Improving Profitability

It is not to hard to figure out whether you're losing money on a particular Government contract as long as you have an adequate job cost system. It is a little more difficult to figure out why the loss is occurring. Usually it comes down to poor estimating or poor cost control, or both. Contractors often fail to factor in contingencies or have a much too optimistic view of their future work which impacts indirect rates. Some contractors, upon receipt of a contract and feeling temporarily flush, will go out and buy things they shouldn't, don't need, or could lease more cheaply, hire employees before they're really needed, or misjudge the time it really takes to perform the work.  Sometimes however, cost overruns could also occur because of changed contract performance conditions which were not anticipated in the original contract solicitation.

If you find that poor estimating practices are the source of the cost overruns, you should perform a comprehensive estimating system review and implement corrective actions to ensure that estimating problems do not affect future contract profitability.

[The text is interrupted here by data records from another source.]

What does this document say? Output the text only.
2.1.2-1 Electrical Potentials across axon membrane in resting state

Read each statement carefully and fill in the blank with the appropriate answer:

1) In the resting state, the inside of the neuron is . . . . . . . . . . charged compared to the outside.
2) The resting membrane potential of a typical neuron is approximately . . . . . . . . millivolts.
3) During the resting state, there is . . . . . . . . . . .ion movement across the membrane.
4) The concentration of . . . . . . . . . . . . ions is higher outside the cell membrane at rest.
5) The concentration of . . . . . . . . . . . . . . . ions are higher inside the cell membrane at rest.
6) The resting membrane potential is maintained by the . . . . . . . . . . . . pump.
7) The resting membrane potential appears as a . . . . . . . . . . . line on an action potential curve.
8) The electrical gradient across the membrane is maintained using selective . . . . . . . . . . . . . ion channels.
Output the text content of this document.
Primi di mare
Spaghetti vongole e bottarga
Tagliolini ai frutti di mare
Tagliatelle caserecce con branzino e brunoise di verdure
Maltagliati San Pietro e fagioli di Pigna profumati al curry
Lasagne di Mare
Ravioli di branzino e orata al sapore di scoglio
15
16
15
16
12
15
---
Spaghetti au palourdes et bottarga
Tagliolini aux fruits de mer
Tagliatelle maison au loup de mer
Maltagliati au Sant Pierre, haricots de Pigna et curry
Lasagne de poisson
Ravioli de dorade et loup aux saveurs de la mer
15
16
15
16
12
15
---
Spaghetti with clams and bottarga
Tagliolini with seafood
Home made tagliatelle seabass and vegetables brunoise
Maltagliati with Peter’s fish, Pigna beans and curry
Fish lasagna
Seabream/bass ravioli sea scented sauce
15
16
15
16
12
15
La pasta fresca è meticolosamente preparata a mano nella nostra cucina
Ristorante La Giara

If poor cost controls are the source of the cost overruns, you should identify and implement effective budget and cost controls to ensure costs are better managed.

If you are experiencing conditions that were not anticipated based on the solicitation requirements, you should consider submitting an equitable adjustment proposal. This could include differing site conditions (construction contract), delays in receipt of Government furnished materials, and government caused slowdowns, to name a few. Preparing, submitting, and negotiating an equitable adjustment proposal can be a time consuming process; however, an equitable adjustment to the contract price is the only way to recover increased contract costs due to changed conditions.

Contractors are often limited to what they can do to recover on a previously unprofitable contract; however, steps can be taken to prevent this unwanted condition for happening on future contracts. But don't wait. The time to act is now.